Raleigh had explained how he had gone to work to lead up to this ravishing consummation. He had got his friend, the ‘certain popinjay’ before mentioned, to carry him into Mistress Medley’s own presence, on the score that he must satisfy himself as to the lady’s person and manners before he could presume to give him advice, while repudiating any suspicion the other might conceive as to his absolute disinterestedness in the matter; and, having once procured that introduction, had followed it up with a private visit to the heiress on his own account, which, with his name and reputation, and the glamour of the Court about him, was a thing very easily effected. And then, no sooner was that interview secured, than he had opened with all his arts upon his gentle hearer, first interesting, then exciting her mind on the subject of a dear friend of his—one who for the present must go nameless—who had seen her and been smitten to the heart, whose cause he pleaded with all the passionate eloquence at his command, and who craved, he said, but one brief meeting, that he might press a suit which, lacking the romantic atmosphere of night and secrecy, he must despair of ever urging with a hope to move her. In short, he had sped his plea so well, and with such imaginative enlargement of the case, making himself almost believe in his own picture, that the lady, much moved, had consented, after a show of reluctance, to see her unknown admirer that very night, and to admit him, by a private way—position and hour defined—to a short interview in the presence of a third party—which was thelucidus ordoacclaimed.

Now, in this transporting statement there were, nevertheless, an implication or so which jarred, just a thought, on its hearer’s sensibilities. Brion did not, for one thing, quite see the necessity for all this elaborate secrecy in a matter which had been much more simply settled by the plain process of his friend’s furnishing him with Joan’s address, after having paved the way,—if he so wished it, and as he had at first proposed—by a melting invocation to the spirit of a past and vanished passion. Still, that point he—suspecting, perhaps, by this time, something of the Captain’s temperament, and knowing how men of his romantic complexion valued a love affair only in proportion as it was roundabout and complicated—was quite ready to waive. Another which, only half consciously, disturbed him more, was the thought of Joan, that artless child of his memory, permitting to the ‘glamour of the Court’, like any vulgar cit, familiarities which, in one of her own order, she might have resented; while yet a third turned upon the unquestionable fact that she could make a tryst with a gentleman who, for all she knew to the contrary, was utterly unknown to her.

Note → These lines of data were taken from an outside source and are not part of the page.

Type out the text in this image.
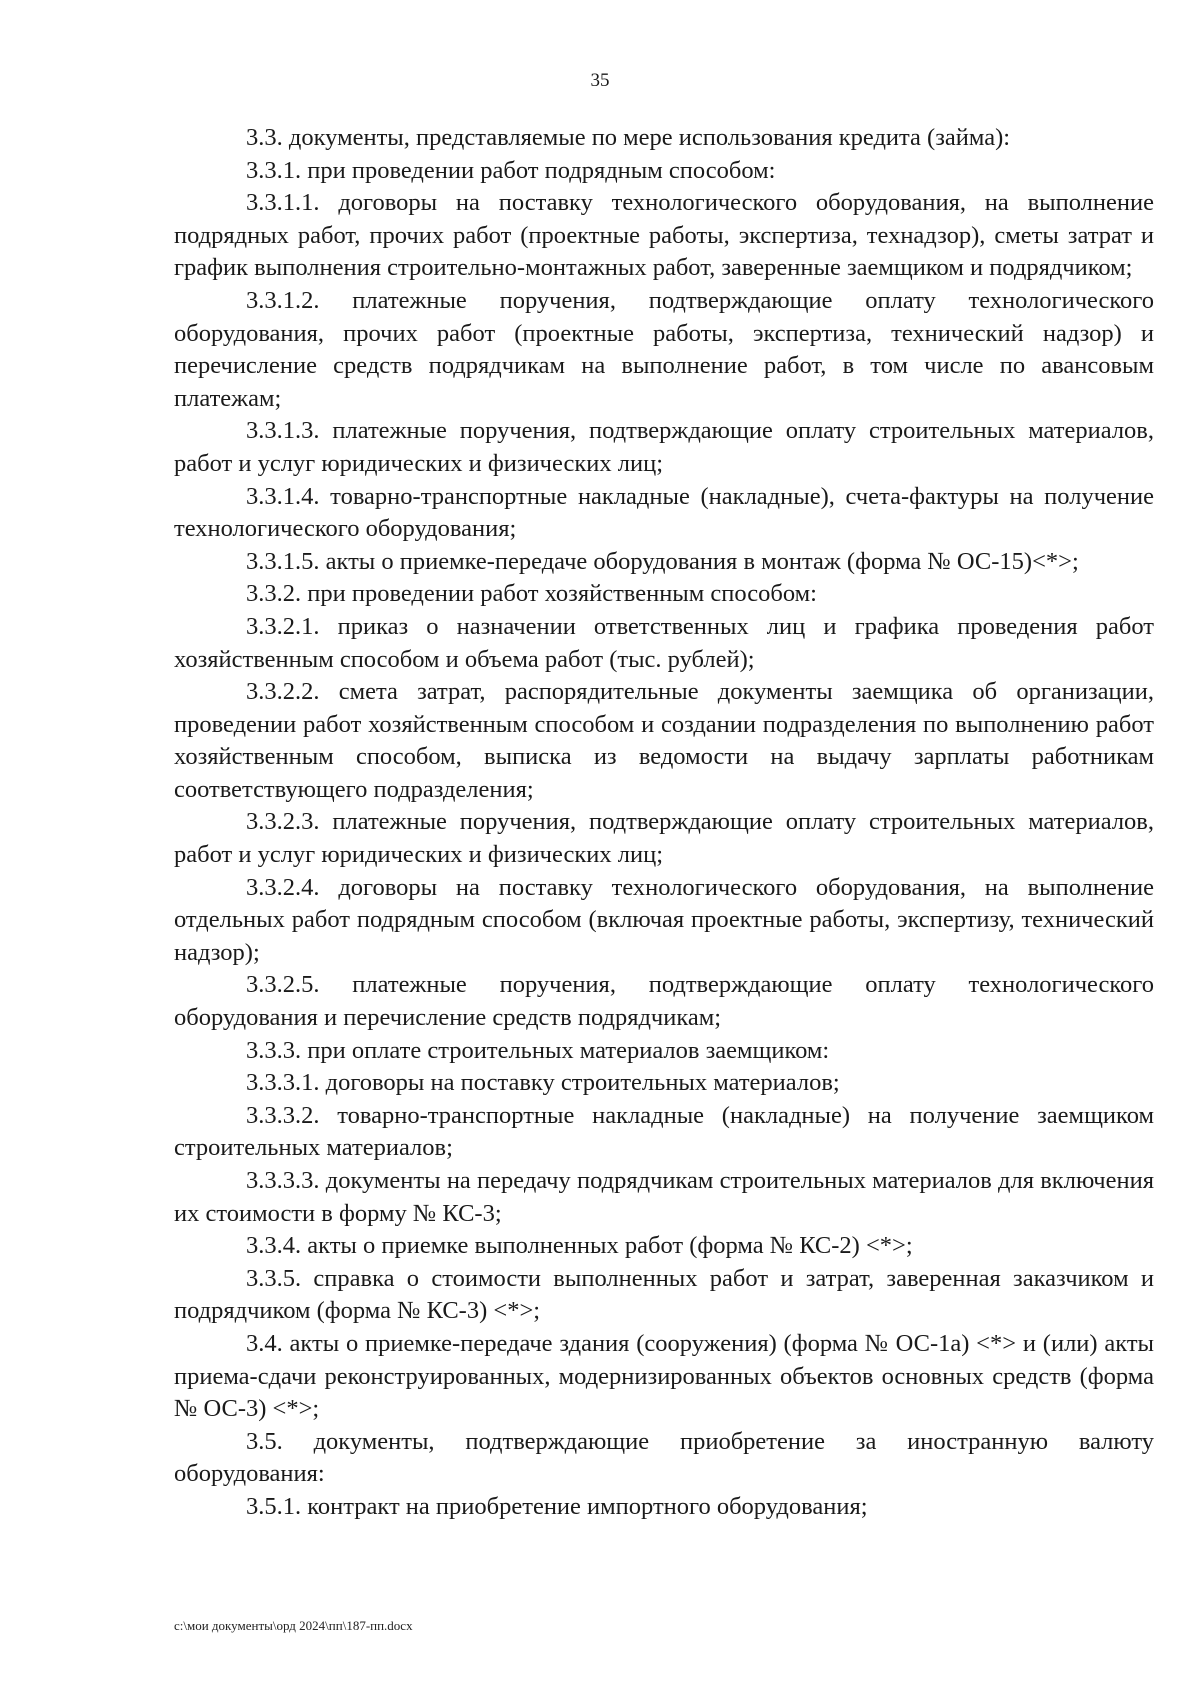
35

3.3. документы, представляемые по мере использования кредита (займа):

3.3.1. при проведении работ подрядным способом:

3.3.1.1. договоры на поставку технологического оборудования, на выполнение подрядных работ, прочих работ (проектные работы, экспертиза, технадзор), сметы затрат и график выполнения строительно-монтажных работ, заверенные заемщиком и подрядчиком;

3.3.1.2. платежные поручения, подтверждающие оплату технологического оборудования, прочих работ (проектные работы, экспертиза, технический надзор) и перечисление средств подрядчикам на выполнение работ, в том числе по авансовым платежам;

3.3.1.3. платежные поручения, подтверждающие оплату строительных материалов, работ и услуг юридических и физических лиц;

3.3.1.4. товарно-транспортные накладные (накладные), счета-фактуры на получение технологического оборудования;

3.3.1.5. акты о приемке-передаче оборудования в монтаж (форма № ОС-15)<*>;

3.3.2. при проведении работ хозяйственным способом:

3.3.2.1. приказ о назначении ответственных лиц и графика проведения работ хозяйственным способом и объема работ (тыс. рублей);

3.3.2.2. смета затрат, распорядительные документы заемщика об организации, проведении работ хозяйственным способом и создании подразделения по выполнению работ хозяйственным способом, выписка из ведомости на выдачу зарплаты работникам соответствующего подразделения;

3.3.2.3. платежные поручения, подтверждающие оплату строительных материалов, работ и услуг юридических и физических лиц;

3.3.2.4. договоры на поставку технологического оборудования, на выполнение отдельных работ подрядным способом (включая проектные работы, экспертизу, технический надзор);

3.3.2.5. платежные поручения, подтверждающие оплату технологического оборудования и перечисление средств подрядчикам;

3.3.3. при оплате строительных материалов заемщиком:

3.3.3.1. договоры на поставку строительных материалов;

3.3.3.2. товарно-транспортные накладные (накладные) на получение заемщиком строительных материалов;

3.3.3.3. документы на передачу подрядчикам строительных материалов для включения их стоимости в форму № КС-3;

3.3.4. акты о приемке выполненных работ (форма № КС-2) <*>;

3.3.5. справка о стоимости выполненных работ и затрат, заверенная заказчиком и подрядчиком (форма № КС-3) <*>;

3.4. акты о приемке-передаче здания (сооружения) (форма № ОС-1а) <*> и (или) акты приема-сдачи реконструированных, модернизированных объектов основных средств (форма № ОС-3) <*>;

3.5. документы, подтверждающие приобретение за иностранную валюту оборудования:

3.5.1. контракт на приобретение импортного оборудования;

c:\мои документы\орд 2024\пп\187-пп.docx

But he extinguished all these misgivings, as rapidly as they flickered into his mind, and would have nothing of them, as disloyalties to his love. Perhaps she guessed; perhaps, even, she had heard of his friendship with Raleigh, and had formed her own conclusions as to the meaning of the promise won from her. That was a wonderful inspiration. He built upon it. He was to see his Joan again—there was the one solid splendid fact—and possibly to discover that he himself was the visitor she expected. And if his friend had brought this about by means that seemed to him unduly fanciful, he would not carp and be ungrateful if they were justified by such an end.

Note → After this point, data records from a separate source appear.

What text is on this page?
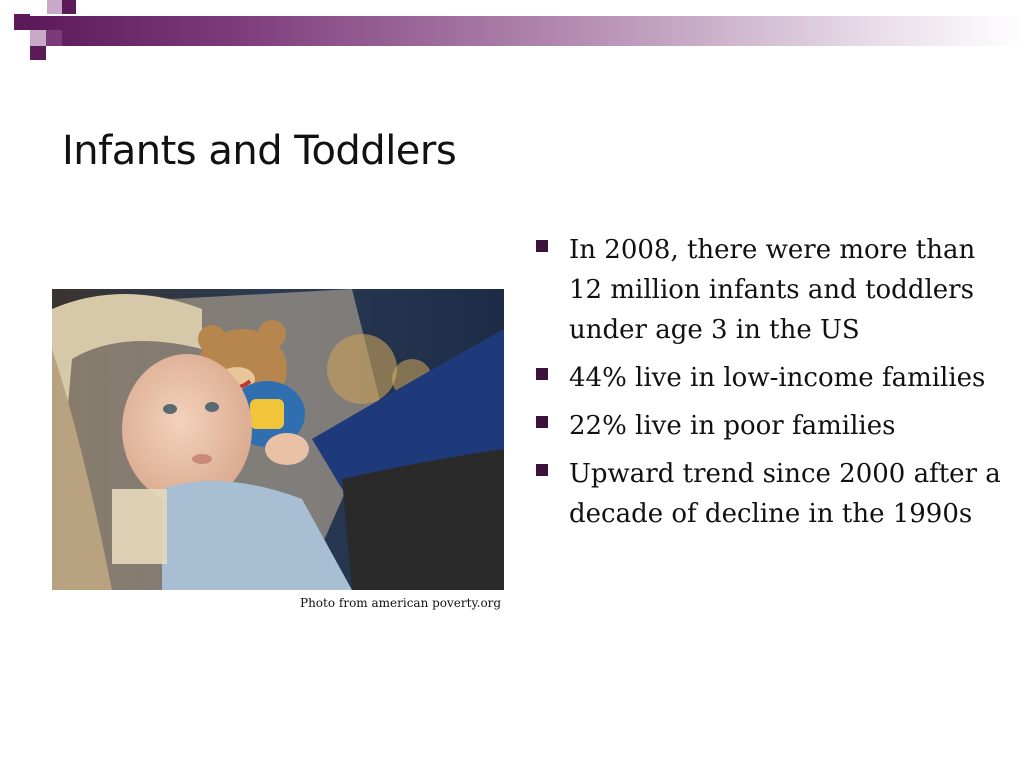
Infants and Toddlers
Photo from american poverty.org
In 2008, there were more than 12 million infants and toddlers under age 3 in the US
44% live in low-income families
22% live in poor families
Upward trend since 2000 after a decade of decline in the 1990s
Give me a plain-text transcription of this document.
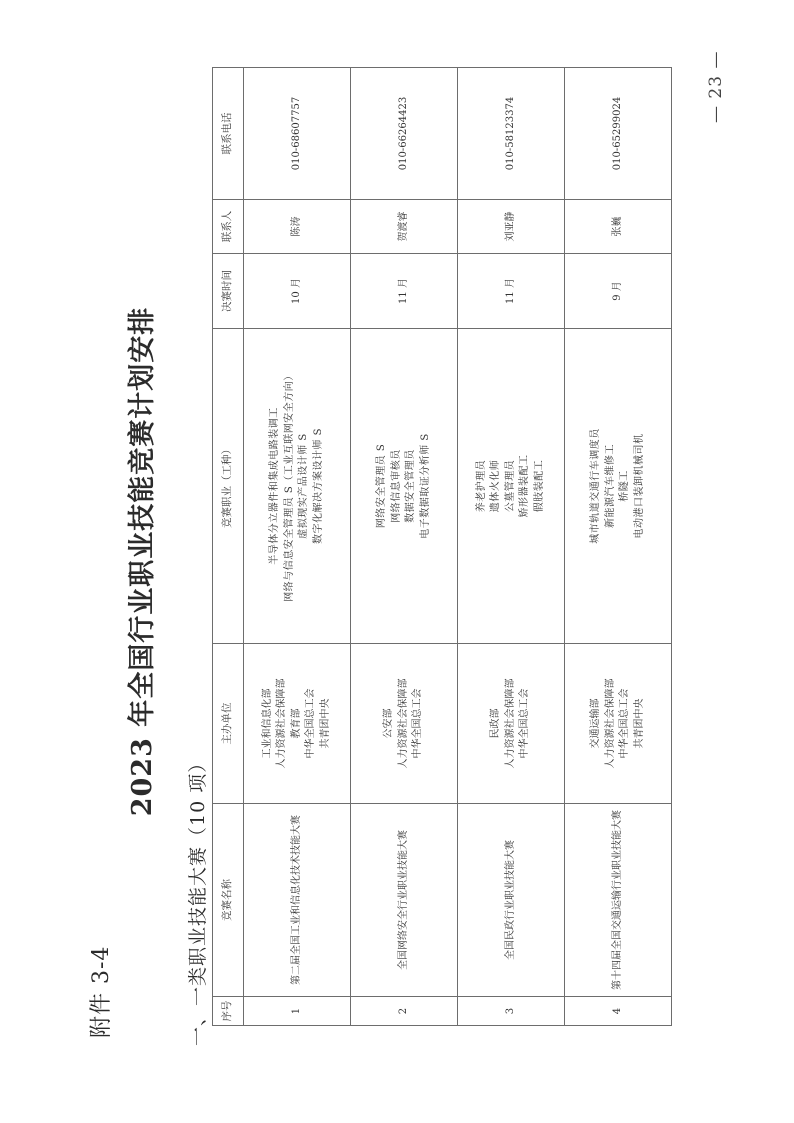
附件 3-4
2023 年全国行业职业技能竞赛计划安排
一、一类职业技能大赛（10 项） 序号	竞赛名称	主办单位	竞赛职业（工种）	决赛时间	联系人	联系电话
1	第二届全国工业和信息化技术技能大赛	工业和信息化部 人力资源社会保障部 教育部 中华全国总工会 共青团中央	半导体分立器件和集成电路装调工 网络与信息安全管理员 S（工业互联网安全方向） 虚拟现实产品设计师 S 数字化解决方案设计师 S	10 月	陈涛	010-68607757
2	全国网络安全行业职业技能大赛	公安部 人力资源社会保障部 中华全国总工会	网络安全管理员 S 网络信息审核员 数据安全管理员 电子数据取证分析师 S	11 月	贺渡睿	010-66264423
3	全国民政行业职业技能大赛	民政部 人力资源社会保障部 中华全国总工会	养老护理员 遗体火化师 公墓管理员 矫形器装配工 假肢装配工	11 月	刘亚静	010-58123374
4	第十四届全国交通运输行业职业技能大赛	交通运输部 人力资源社会保障部 中华全国总工会 共青团中央	城市轨道交通行车调度员 新能源汽车维修工 桥隧工 电动港口装卸机械司机	9 月	张巍	010-65299024
— 23 —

And in the meanwhile, time, place and procedure were all settled things, and he had only to wait and prepare himself against the blissful moment. It was arranged that Raleigh was to be at Westminster Stairs, with a party of his own fellows and his private barge, at seven o’clock that same evening, and that Brion was to embark with them, and be pulled down the river to a certain point, where he was to land and follow the directions given him, while the others watched out his return by the waterside. He was very grateful for this arrangement and said so; it was a real act of kindness and self-sacrifice on the part of a friend so greatly in request as Master Walter; but why would not that friend give him the address offhand, so that he might achieve his own mission in his own way, without putting others to the trouble and tedium of seeing him through with the business?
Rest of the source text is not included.